Can I hook up two amps to the same speaker?


Could I hook up two receivers, each with their own source to the same speakers, and play one receiver, while the other is powered down? Now, if that is a no, is there a way for me to run and integrated and a receiver into the same speakers and play each one individually. Each, again, with their own source. If this seems ludicrous or insane; please be gentle with me...lol..peace, warren :)
warrenh
May I add that the switch you seek should have a 'break before make' not the 'make before break' type circuitry.
Here are the make before break/break before make definitions:
In a make before break type, a contact will not open it's primary output circuit until it has closed it's secondary circuit. Conversly, in a break before make type a contact opens the circuit to one output before it closes the circuit to a second output.
Also a DPDT with a "OFF" center position will work.
This electrical stuff is a bit intimadating. Would it be possible to find an audio repair shop to construct the two switch boxes with binding posts, etc. for me. Then all I would have to do is hook up the speaker cables? I could call Zu and get a few feet of their Ibis cable. Would that be cool? Maybe a bit more expensive, but less heatburn.
You can get an automatic switch from someone like Niles Audio for this exact purpose.
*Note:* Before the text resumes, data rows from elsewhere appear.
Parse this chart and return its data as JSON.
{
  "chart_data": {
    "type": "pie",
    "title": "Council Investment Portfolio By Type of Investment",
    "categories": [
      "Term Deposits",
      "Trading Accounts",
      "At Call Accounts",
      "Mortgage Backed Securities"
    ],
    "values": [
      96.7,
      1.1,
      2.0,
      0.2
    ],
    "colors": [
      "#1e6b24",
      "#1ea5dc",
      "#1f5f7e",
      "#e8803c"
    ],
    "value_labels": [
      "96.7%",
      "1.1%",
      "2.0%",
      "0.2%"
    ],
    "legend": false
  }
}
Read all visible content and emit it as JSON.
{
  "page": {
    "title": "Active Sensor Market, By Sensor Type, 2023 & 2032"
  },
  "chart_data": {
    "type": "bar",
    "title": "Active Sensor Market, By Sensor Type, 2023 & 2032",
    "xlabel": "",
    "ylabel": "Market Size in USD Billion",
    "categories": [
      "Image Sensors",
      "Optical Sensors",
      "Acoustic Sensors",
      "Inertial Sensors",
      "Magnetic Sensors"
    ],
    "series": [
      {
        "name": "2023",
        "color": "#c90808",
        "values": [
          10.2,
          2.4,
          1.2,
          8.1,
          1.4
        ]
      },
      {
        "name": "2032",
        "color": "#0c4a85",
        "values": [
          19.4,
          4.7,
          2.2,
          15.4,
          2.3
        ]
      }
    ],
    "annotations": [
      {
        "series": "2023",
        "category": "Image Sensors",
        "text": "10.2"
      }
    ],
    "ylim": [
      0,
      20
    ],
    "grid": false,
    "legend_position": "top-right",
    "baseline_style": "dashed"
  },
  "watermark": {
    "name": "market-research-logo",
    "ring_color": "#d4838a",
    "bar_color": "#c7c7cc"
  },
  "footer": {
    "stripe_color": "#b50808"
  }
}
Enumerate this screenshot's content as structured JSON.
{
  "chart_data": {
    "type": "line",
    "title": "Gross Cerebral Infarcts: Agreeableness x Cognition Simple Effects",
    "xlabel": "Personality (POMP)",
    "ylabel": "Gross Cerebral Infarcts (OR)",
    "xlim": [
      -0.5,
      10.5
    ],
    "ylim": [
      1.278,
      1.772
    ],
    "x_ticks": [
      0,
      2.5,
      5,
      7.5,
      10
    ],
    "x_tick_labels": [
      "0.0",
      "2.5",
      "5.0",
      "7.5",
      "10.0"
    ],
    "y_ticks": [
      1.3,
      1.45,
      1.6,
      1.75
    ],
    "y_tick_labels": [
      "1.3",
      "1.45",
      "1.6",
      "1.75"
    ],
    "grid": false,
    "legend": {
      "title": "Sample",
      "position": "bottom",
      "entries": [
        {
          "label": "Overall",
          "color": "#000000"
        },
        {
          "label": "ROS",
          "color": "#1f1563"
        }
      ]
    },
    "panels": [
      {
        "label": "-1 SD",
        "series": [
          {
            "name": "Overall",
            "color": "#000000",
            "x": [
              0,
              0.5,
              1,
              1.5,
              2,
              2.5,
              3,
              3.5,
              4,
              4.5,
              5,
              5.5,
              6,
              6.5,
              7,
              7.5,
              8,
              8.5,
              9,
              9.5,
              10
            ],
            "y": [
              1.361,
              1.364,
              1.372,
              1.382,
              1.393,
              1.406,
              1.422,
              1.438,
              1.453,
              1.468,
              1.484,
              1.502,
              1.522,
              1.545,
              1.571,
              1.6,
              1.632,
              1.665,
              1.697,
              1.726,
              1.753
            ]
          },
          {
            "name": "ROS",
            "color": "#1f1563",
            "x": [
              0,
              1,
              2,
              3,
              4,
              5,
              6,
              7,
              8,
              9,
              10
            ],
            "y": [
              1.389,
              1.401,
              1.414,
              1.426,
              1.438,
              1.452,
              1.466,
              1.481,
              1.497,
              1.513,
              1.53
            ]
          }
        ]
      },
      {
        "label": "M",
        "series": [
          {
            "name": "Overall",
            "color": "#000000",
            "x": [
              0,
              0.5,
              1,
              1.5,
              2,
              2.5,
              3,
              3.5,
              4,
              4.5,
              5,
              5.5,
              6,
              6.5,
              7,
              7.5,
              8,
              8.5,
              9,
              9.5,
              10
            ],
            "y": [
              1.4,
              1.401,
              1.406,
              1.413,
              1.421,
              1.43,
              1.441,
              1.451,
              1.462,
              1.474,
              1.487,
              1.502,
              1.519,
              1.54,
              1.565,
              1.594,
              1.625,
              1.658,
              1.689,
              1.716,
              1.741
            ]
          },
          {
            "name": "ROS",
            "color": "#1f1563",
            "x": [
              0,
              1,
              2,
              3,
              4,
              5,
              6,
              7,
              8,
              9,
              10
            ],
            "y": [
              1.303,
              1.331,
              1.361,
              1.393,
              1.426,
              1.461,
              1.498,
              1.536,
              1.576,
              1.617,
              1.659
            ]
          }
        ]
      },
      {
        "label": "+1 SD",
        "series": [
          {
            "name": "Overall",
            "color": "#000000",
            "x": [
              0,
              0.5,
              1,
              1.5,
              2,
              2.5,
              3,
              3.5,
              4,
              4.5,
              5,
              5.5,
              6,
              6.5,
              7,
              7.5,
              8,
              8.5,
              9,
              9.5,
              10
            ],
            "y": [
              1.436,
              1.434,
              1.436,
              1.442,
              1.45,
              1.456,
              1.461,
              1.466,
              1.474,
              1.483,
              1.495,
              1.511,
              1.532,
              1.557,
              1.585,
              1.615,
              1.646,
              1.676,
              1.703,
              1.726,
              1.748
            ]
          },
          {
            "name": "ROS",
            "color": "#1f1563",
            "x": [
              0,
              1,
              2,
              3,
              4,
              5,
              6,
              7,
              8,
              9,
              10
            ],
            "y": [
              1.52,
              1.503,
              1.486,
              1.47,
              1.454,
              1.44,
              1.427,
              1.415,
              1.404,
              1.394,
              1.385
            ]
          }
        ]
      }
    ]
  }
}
Rwwear, very cool. Looks just like what I need. I probably could rewire the interior (or have it done) with Ibis cable. That would keep the continuity/wire DNA in sync, don't you thin? One or two of those switch boxes? I suppose the binding posts are on the back? thanks for the tip. warren
You should be a bit intimidated. If you do this wrong, you risk serious damage to your amps. In addition, to what was said above, I've heard that some tube amps do not like having no load on the outputs while the amp is on. That would be a problem if you switched over to the transistor amp while the tube amp was still on. Yes, you might be able to find a shop to make up a switchbox with what you need. Or, you might consider putting dual banana recepticles on the end of the speaker wires and bananas on the end of the amp wires, put the ends in a handy place and hook them up like an old-time telephone switchboard operator. If you describe why you want to do this, there might be other and better solutions.